The 2014 Big Ten Conference baseball tournament was held at TD Ameritrade Park in Omaha, NE from May 21 through 25. The eight team, double-elimination tournament determined the league champion for the 2014 NCAA Division I baseball season. Indiana won their second consecutive, and fourth overall, tournament championship and claimed the Big Ten Conference's automatic bid to the 2014 NCAA Division I baseball tournament. The event was aired on the Big Ten Network. This was the first time the event was held in Omaha and the first time it featured eight teams.

==Format and seeding==
The 2014 tournament was an 8 team double-elimination tournament. The top eight teams based on conference regular season winning percentage earned invitations to the tournament. The teams then played a double-elimination tournament leading to a single championship game. This was the first year of this format in the Big Ten.

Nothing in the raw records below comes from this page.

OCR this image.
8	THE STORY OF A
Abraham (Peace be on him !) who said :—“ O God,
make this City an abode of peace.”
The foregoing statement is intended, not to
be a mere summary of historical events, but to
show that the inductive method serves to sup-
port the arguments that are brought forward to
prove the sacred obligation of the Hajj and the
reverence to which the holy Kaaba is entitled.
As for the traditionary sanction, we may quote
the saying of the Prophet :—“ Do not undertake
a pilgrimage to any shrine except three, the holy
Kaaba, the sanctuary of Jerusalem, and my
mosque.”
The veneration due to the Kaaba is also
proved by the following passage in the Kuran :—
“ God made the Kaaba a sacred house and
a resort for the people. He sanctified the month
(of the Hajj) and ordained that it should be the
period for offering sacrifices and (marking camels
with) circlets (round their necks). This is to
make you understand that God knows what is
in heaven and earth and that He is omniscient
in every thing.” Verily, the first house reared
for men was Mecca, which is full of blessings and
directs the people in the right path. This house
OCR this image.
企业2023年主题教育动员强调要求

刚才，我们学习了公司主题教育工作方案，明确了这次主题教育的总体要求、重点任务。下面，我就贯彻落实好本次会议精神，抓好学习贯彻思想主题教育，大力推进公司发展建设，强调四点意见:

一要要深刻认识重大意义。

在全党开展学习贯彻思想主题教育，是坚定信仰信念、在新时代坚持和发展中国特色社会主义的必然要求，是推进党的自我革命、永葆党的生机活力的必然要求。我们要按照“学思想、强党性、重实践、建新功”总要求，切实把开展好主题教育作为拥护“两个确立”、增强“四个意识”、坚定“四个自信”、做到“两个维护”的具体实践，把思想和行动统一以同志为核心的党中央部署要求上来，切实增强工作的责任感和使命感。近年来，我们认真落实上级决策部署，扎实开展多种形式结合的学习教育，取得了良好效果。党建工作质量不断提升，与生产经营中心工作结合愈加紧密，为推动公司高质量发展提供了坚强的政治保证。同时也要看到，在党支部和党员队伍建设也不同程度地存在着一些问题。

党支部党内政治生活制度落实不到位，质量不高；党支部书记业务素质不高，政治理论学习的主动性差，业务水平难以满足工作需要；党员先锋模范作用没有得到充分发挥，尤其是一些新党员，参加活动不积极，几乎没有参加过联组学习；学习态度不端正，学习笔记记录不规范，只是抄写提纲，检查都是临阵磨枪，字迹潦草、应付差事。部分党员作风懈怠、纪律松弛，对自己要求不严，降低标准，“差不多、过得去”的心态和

| Team | W | L | Pct | GB | Seed |
|---|---|---|---|---|---|
| Indiana | 21 | 3 | .875 | – | 1 |
| Nebraska | 18 | 6 | .750 | 3 | 2 |
| Illinois | 17 | 7 | .708 | 4 | 3 |
| Minnesota | 13 | 11 | .542 | 8 | 4 |
| Michigan | 13 | 11 | .542 | 8 | 5 |
| Michigan State | 11 | 13 | .458 | 10 | 6 |
| Ohio State | 10 | 14 | .417 | 11 | 7 |
| Iowa | 10 | 14 | .417 | 11 | 8 |
| Northwestern | 7 | 16 | .304 | 13.5 | – |
| Purdue | 6 | 18 | .250 | 15 | – |
| Penn State | 5 | 18 | .217 | 15.5 | – |

==All-Tournament Team==
The following players were named to the All-Tournament Team.

| Pos | Name | School |
|---|---|---|
| P | Christian Morris | Indiana |
| P | Aaron Bummer | Nebraska |
| P | Kyle Kubat | Nebraska |
| C | Joel Fisher | Michigan State |
| 1B | Dan Olinger | Minnesota |
| 2B | Casey Rodrigue | Indiana |
| 2B | Pat Kelly | Nebraska |
| SS | Travis Maezes | Michigan |
| 3B | Dustin DeMuth | Indiana |
| DH | Scott Donley | Indiana |
| OF | Kyle Schwarber | Indiana |
| OF | Cam Gibson | Michigan State |
| OF | Ryan Boldt | Nebraska |

===Most Outstanding Player===
Kyle Schwarber, an outfielder for Indiana, was named Tournament Most Valuable Player.